I am using broadway lately (which by the way is a pleasure to work with) for some data pipelines and I am wondering if the approaches I have taken are the optimal ones.
Context
The basic workflow is:
- Read messages from a set of
kafka
topics - Process the raw messages and extract a set of valid json documents. Some incoming may be invalid so we need to ignore them.
- Store the processed data.
How to ignore/skip raw messages.
Incoming data are processed in a process_data
function which returns the status of the processing and the transformed data. The returned statuses can be :ok
, :skip
or :error
. Currently I am handling messages as following:
def handle_message(_, %Message{data: data} = message, _) do
case process_data(data) do
{:ok, data} ->
Message.update_data(message, fn _ -> data end)

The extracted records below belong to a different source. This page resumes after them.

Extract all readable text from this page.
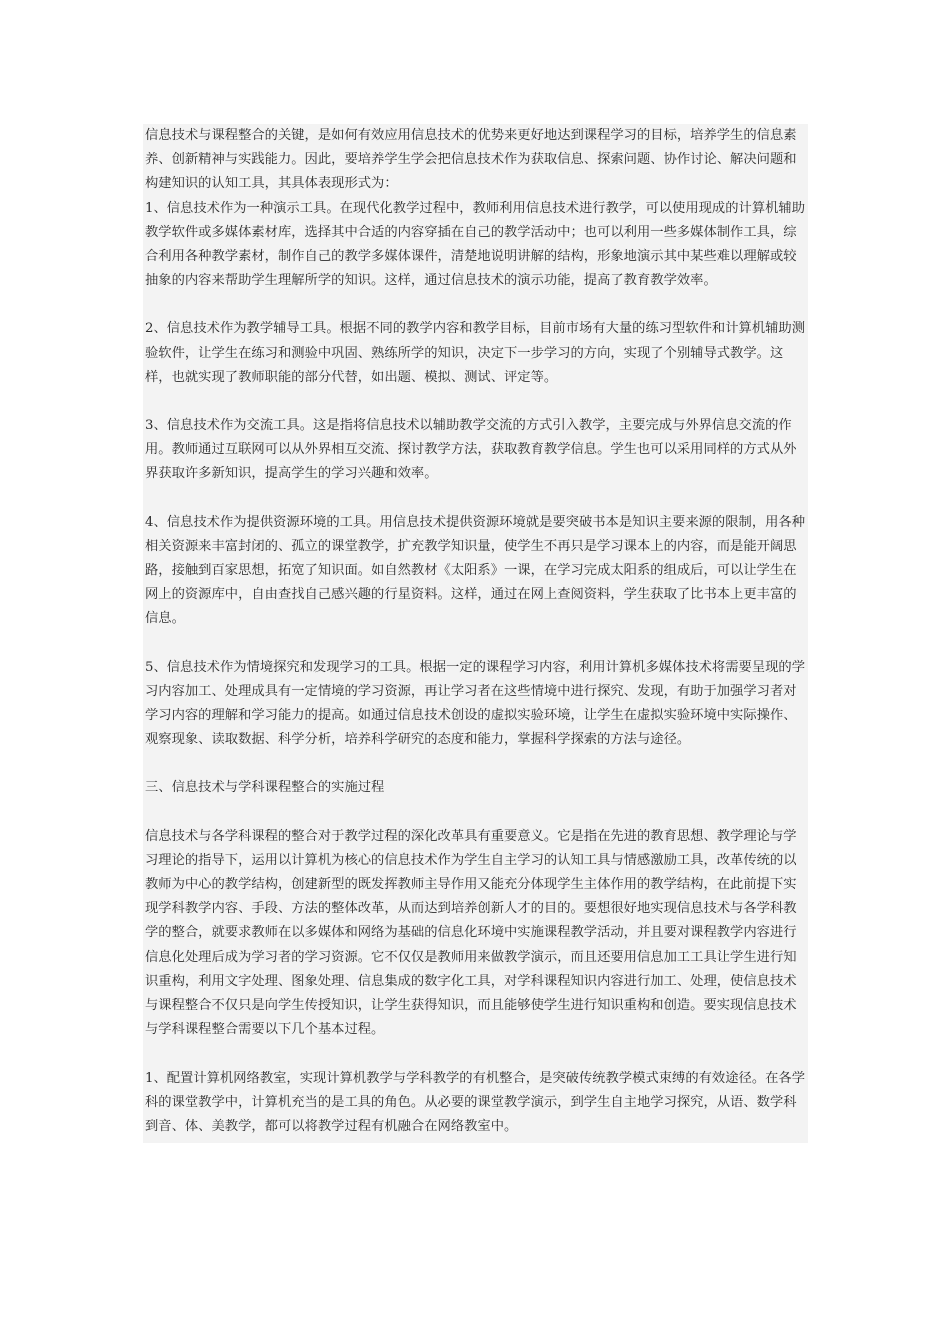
信息技术与课程整合的关键，是如何有效应用信息技术的优势来更好地达到课程学习的目标，培养学生的信息素养、创新精神与实践能力。因此，要培养学生学会把信息技术作为获取信息、探索问题、协作讨论、解决问题和构建知识的认知工具，其具体表现形式为：

1、信息技术作为一种演示工具。在现代化教学过程中，教师利用信息技术进行教学，可以使用现成的计算机辅助教学软件或多媒体素材库，选择其中合适的内容穿插在自己的教学活动中；也可以利用一些多媒体制作工具，综合利用各种教学素材，制作自己的教学多媒体课件，清楚地说明讲解的结构，形象地演示其中某些难以理解或较抽象的内容来帮助学生理解所学的知识。这样，通过信息技术的演示功能，提高了教育教学效率。

2、信息技术作为教学辅导工具。根据不同的教学内容和教学目标，目前市场有大量的练习型软件和计算机辅助测验软件，让学生在练习和测验中巩固、熟练所学的知识，决定下一步学习的方向，实现了个别辅导式教学。这样，也就实现了教师职能的部分代替，如出题、模拟、测试、评定等。

3、信息技术作为交流工具。这是指将信息技术以辅助教学交流的方式引入教学，主要完成与外界信息交流的作用。教师通过互联网可以从外界相互交流、探讨教学方法，获取教育教学信息。学生也可以采用同样的方式从外界获取许多新知识，提高学生的学习兴趣和效率。

4、信息技术作为提供资源环境的工具。用信息技术提供资源环境就是要突破书本是知识主要来源的限制，用各种相关资源来丰富封闭的、孤立的课堂教学，扩充教学知识量，使学生不再只是学习课本上的内容，而是能开阔思路，接触到百家思想，拓宽了知识面。如自然教材《太阳系》一课，在学习完成太阳系的组成后，可以让学生在网上的资源库中，自由查找自己感兴趣的行星资料。这样，通过在网上查阅资料，学生获取了比书本上更丰富的信息。

5、信息技术作为情境探究和发现学习的工具。根据一定的课程学习内容，利用计算机多媒体技术将需要呈现的学习内容加工、处理成具有一定情境的学习资源，再让学习者在这些情境中进行探究、发现，有助于加强学习者对学习内容的理解和学习能力的提高。如通过信息技术创设的虚拟实验环境，让学生在虚拟实验环境中实际操作、观察现象、读取数据、科学分析，培养科学研究的态度和能力，掌握科学探索的方法与途径。

三、信息技术与学科课程整合的实施过程

信息技术与各学科课程的整合对于教学过程的深化改革具有重要意义。它是指在先进的教育思想、教学理论与学习理论的指导下，运用以计算机为核心的信息技术作为学生自主学习的认知工具与情感激励工具，改革传统的以教师为中心的教学结构，创建新型的既发挥教师主导作用又能充分体现学生主体作用的教学结构，在此前提下实现学科教学内容、手段、方法的整体改革，从而达到培养创新人才的目的。要想很好地实现信息技术与各学科教学的整合，就要求教师在以多媒体和网络为基础的信息化环境中实施课程教学活动，并且要对课程教学内容进行信息化处理后成为学习者的学习资源。它不仅仅是教师用来做教学演示，而且还要用信息加工工具让学生进行知识重构，利用文字处理、图象处理、信息集成的数字化工具，对学科课程知识内容进行加工、处理，使信息技术与课程整合不仅只是向学生传授知识，让学生获得知识，而且能够使学生进行知识重构和创造。要实现信息技术与学科课程整合需要以下几个基本过程。

1、配置计算机网络教室，实现计算机教学与学科教学的有机整合，是突破传统教学模式束缚的有效途径。在各学科的课堂教学中，计算机充当的是工具的角色。从必要的课堂教学演示，到学生自主地学习探究，从语、数学科到音、体、美教学，都可以将教学过程有机融合在网络教室中。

|> Message.put_batch_key(data.type)
|> Message.put_batcher(:default)
{:skip, reason} ->
Message.failed(message, reason)
{:error, reason} ->
Message.failed(message, reason)
end
end
Question 1
Should I mark the messages as failed directly or should I add them to the batcher and ignore them in the handle_batch
function?
Multiple batchers
Assume that I want to do more than one operation on the successfully processed messages, e.g. store them in a database and store them to s3
. broadway
does not support propagating the same message to different batchers for good reasons. I see two options here:
- Use a single batcher and do all the batch processing (e.g. store mesages both to the database and s3). The drawback of this approach is that I cannot have different
batch_size
andbatch_timeout
options. - Create a pipeline for each batcher. The drawback of this approach is that the same raw messages will be processed multiple times.
Question 2
Is there any alternative method? What do you think is the best approach for that use case?
Multiple extracted messages for each incoming message
Each incoming kafka
message may contain multiple sub-messages. For example a raw message can be:
[A1, A2, B1, C1, B2, A3]
where A,B, C
are the different message types. I would like to do something like:
extracted_messages
|> Enum.map(fn x -> Message.put_batch_key(x, x.type) end)
|> Enum.map(&Message.put_batcher(&1, :default))
The problem here is that handle_message
must return exactly one message, so I cannot split a single incoming messages to multiple processed messages, each of which should have a different batch key or potentially a different batcher.
Question 3
The approach I am currently following is to send each of these sub-messages to another kakfa
topic and handle them with a secodary pipeline. Is there any better solution? Could this be achieved in a single pipeline?